Crowd Counting with Deep Structured Scale Integration Network
This work addresses the problem of accurate crowd counting in unconstrained scenes for applications like surveillance and public safety, representing a strong specific gain rather than a foundational advancement.
The paper tackles the challenge of scale variation in crowd counting by proposing DSSINet, which uses structured feature enhancement and a hierarchical loss function, achieving error reductions of 9.5% on Shanghaitech and 24.9% on UCF-QNRF datasets compared to state-of-the-art methods.
Automatic estimation of the number of people in unconstrained crowded scenes is a challenging task and one major difficulty stems from the huge scale variation of people.
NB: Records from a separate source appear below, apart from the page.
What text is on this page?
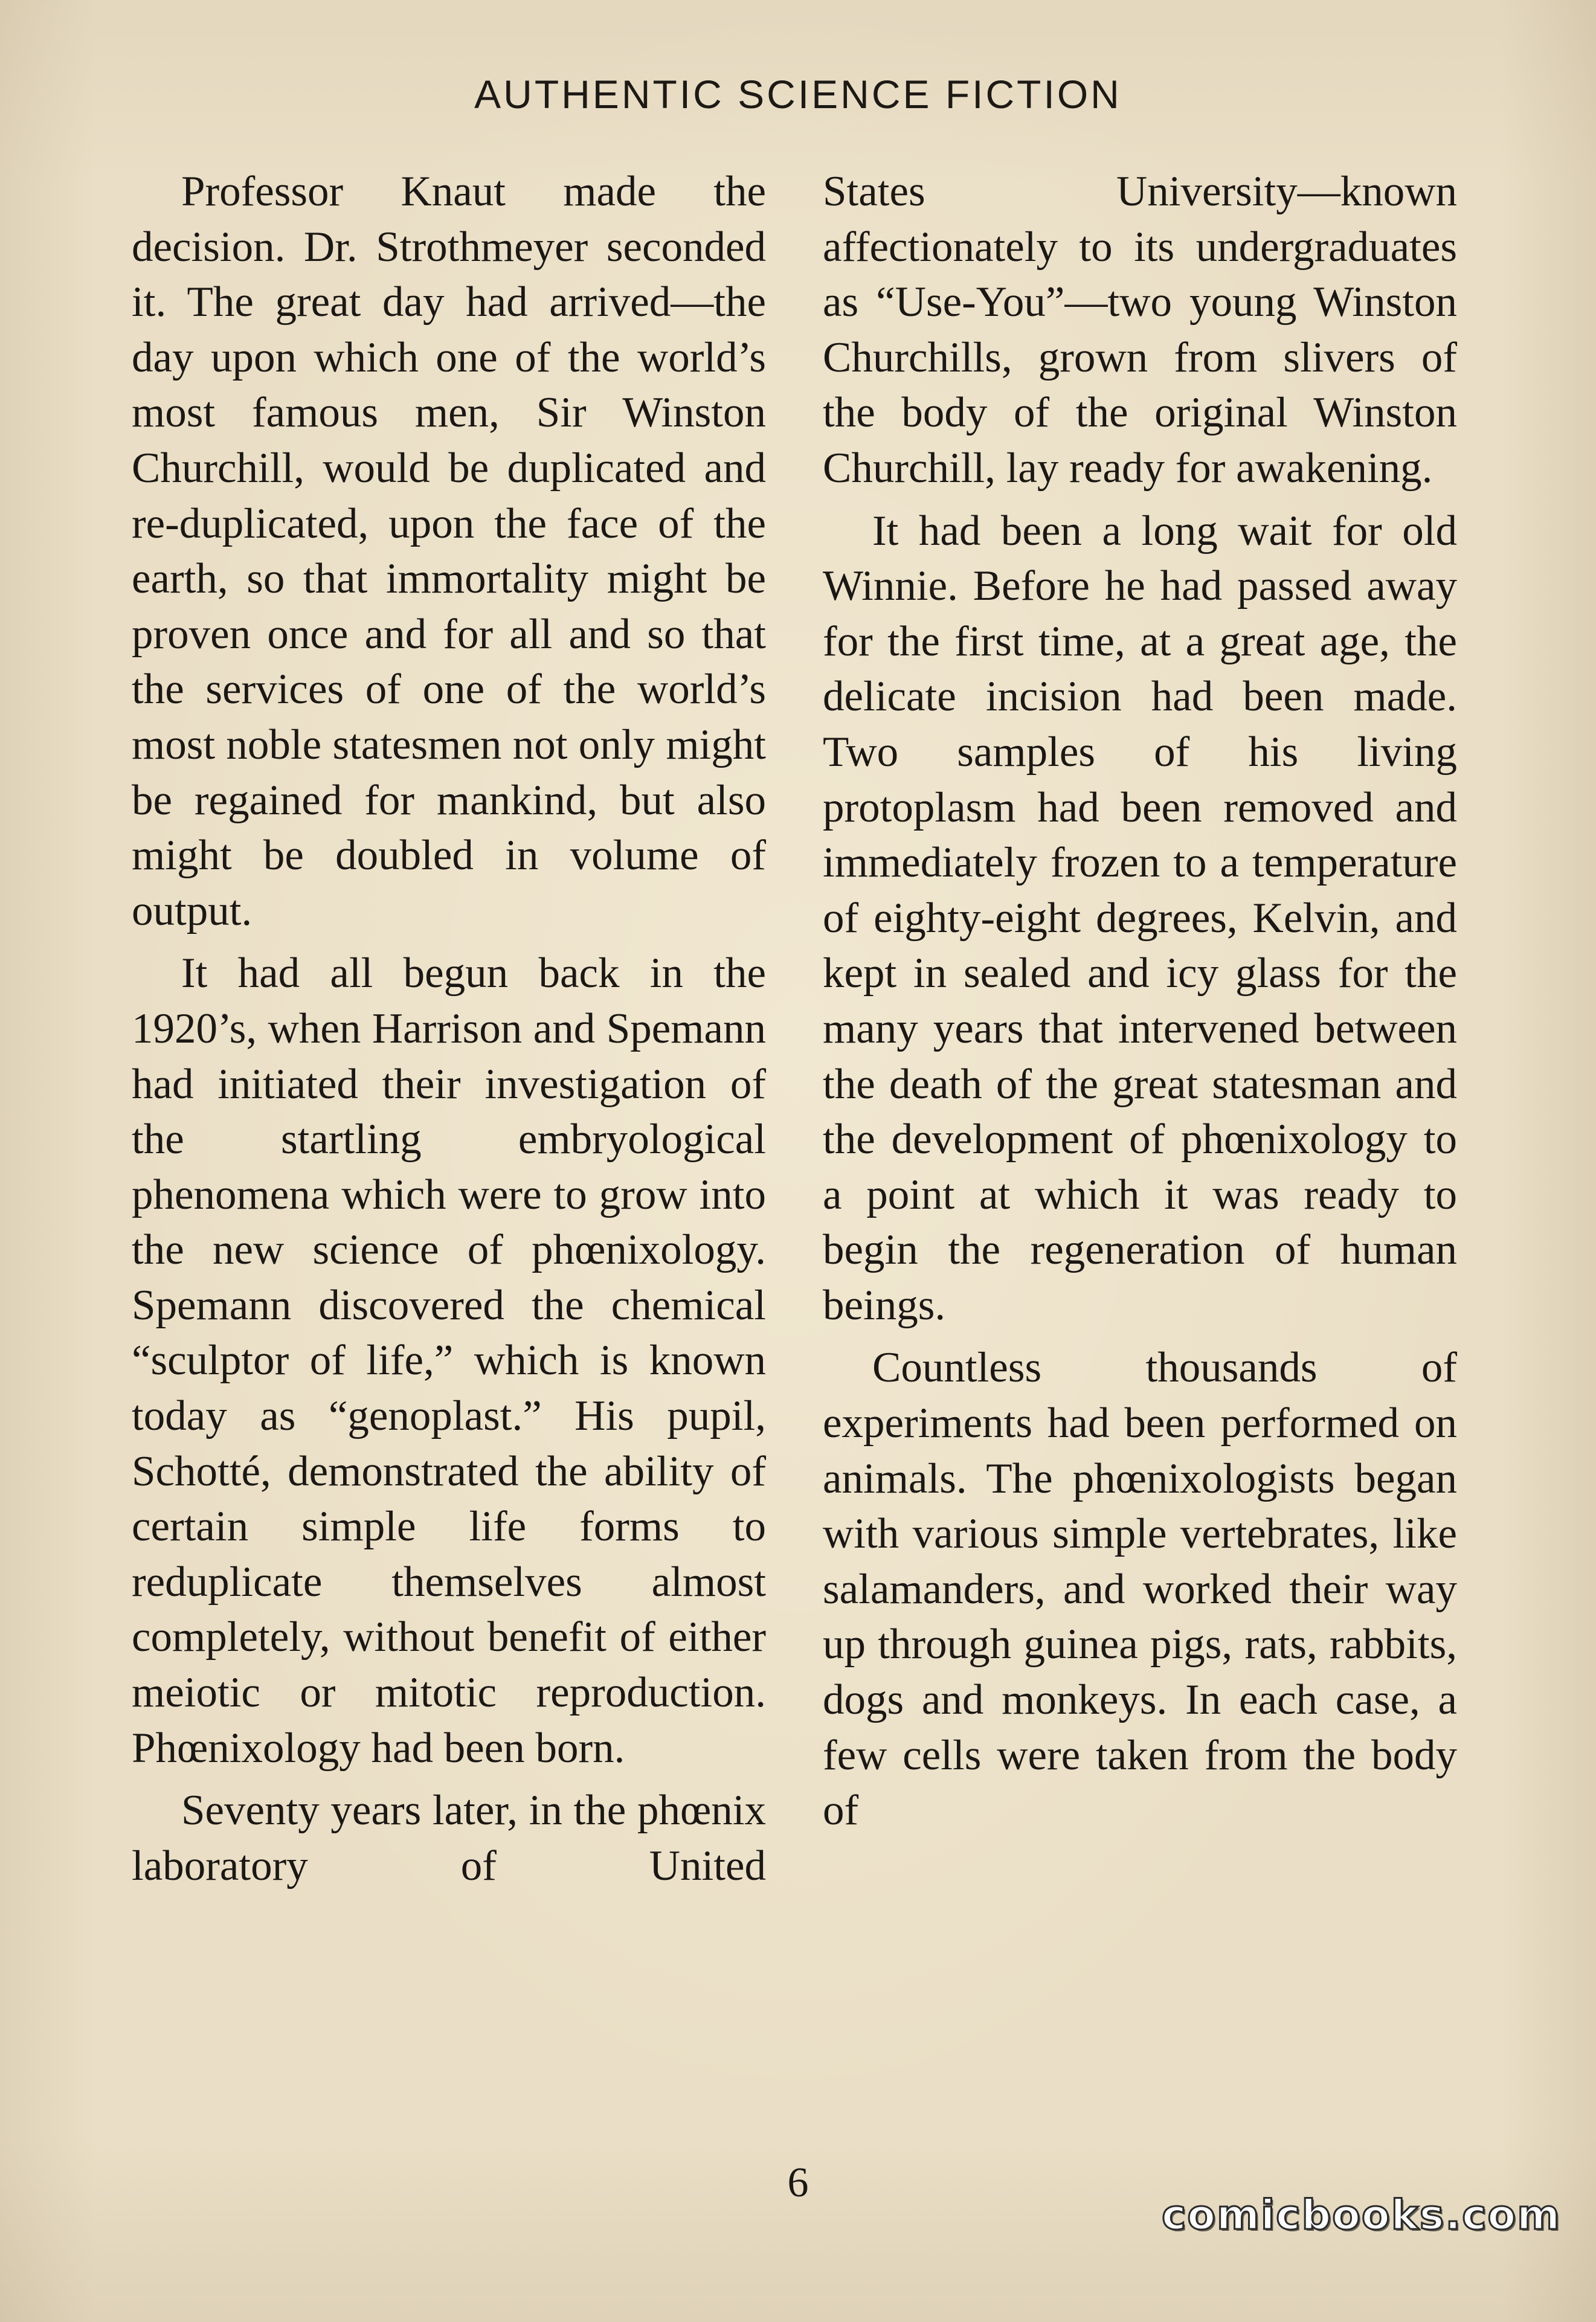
AUTHENTIC SCIENCE FICTION

Professor Knaut made the decision. Dr. Strothmeyer seconded it. The great day had arrived—the day upon which one of the world’s most famous men, Sir Winston Churchill, would be duplicated and re-duplicated, upon the face of the earth, so that immortality might be proven once and for all and so that the services of one of the world’s most noble statesmen not only might be regained for mankind, but also might be doubled in volume of output.

It had all begun back in the 1920’s, when Harrison and Spemann had initiated their investigation of the startling embryological phenomena which were to grow into the new science of phœnixology. Spemann discovered the chemical “sculptor of life,” which is known today as “genoplast.” His pupil, Schotté, demonstrated the ability of certain simple life forms to reduplicate themselves almost completely, without benefit of either meiotic or mitotic reproduction. Phœnixology had been born.

Seventy years later, in the phœnix laboratory of United

States University—known affectionately to its undergraduates as “Use-You”—two young Winston Churchills, grown from slivers of the body of the original Winston Churchill, lay ready for awakening.

It had been a long wait for old Winnie. Before he had passed away for the first time, at a great age, the delicate incision had been made. Two samples of his living protoplasm had been removed and immediately frozen to a temperature of eighty-eight degrees, Kelvin, and kept in sealed and icy glass for the many years that intervened between the death of the great statesman and the development of phœnixology to a point at which it was ready to begin the regeneration of human beings.

Countless thousands of experiments had been performed on animals. The phœnixologists began with various simple vertebrates, like salamanders, and worked their way up through guinea pigs, rats, rabbits, dogs and monkeys. In each case, a few cells were taken from the body of

6
comicbooks.com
In this paper, we propose a novel Deep Structured Scale Integration Network (DSSINet) for crowd counting, which addresses the scale variation of people by using structured feature representation learning and hierarchically structured loss function optimization. Unlike conventional methods which directly fuse multiple features with weighted average or concatenation, we first introduce a Structured Feature Enhancement Module based on conditional random fields (CRFs) to refine multiscale features mutually with a message passing mechanism. In this module, each scale-specific feature is considered as a continuous random variable and passes complementary information to refine the features at other scales. Second, we utilize a Dilated Multiscale Structural Similarity loss to enforce our DSSINet to learn the local correlation of people's scales within regions of various size, thus yielding high-quality density maps. Extensive experiments on four challenging benchmarks well demonstrate the effectiveness of our method. Specifically, our DSSINet achieves improvements of 9.5% error reduction on Shanghaitech dataset and 24.9% on UCF-QNRF dataset against the state-of-the-art methods.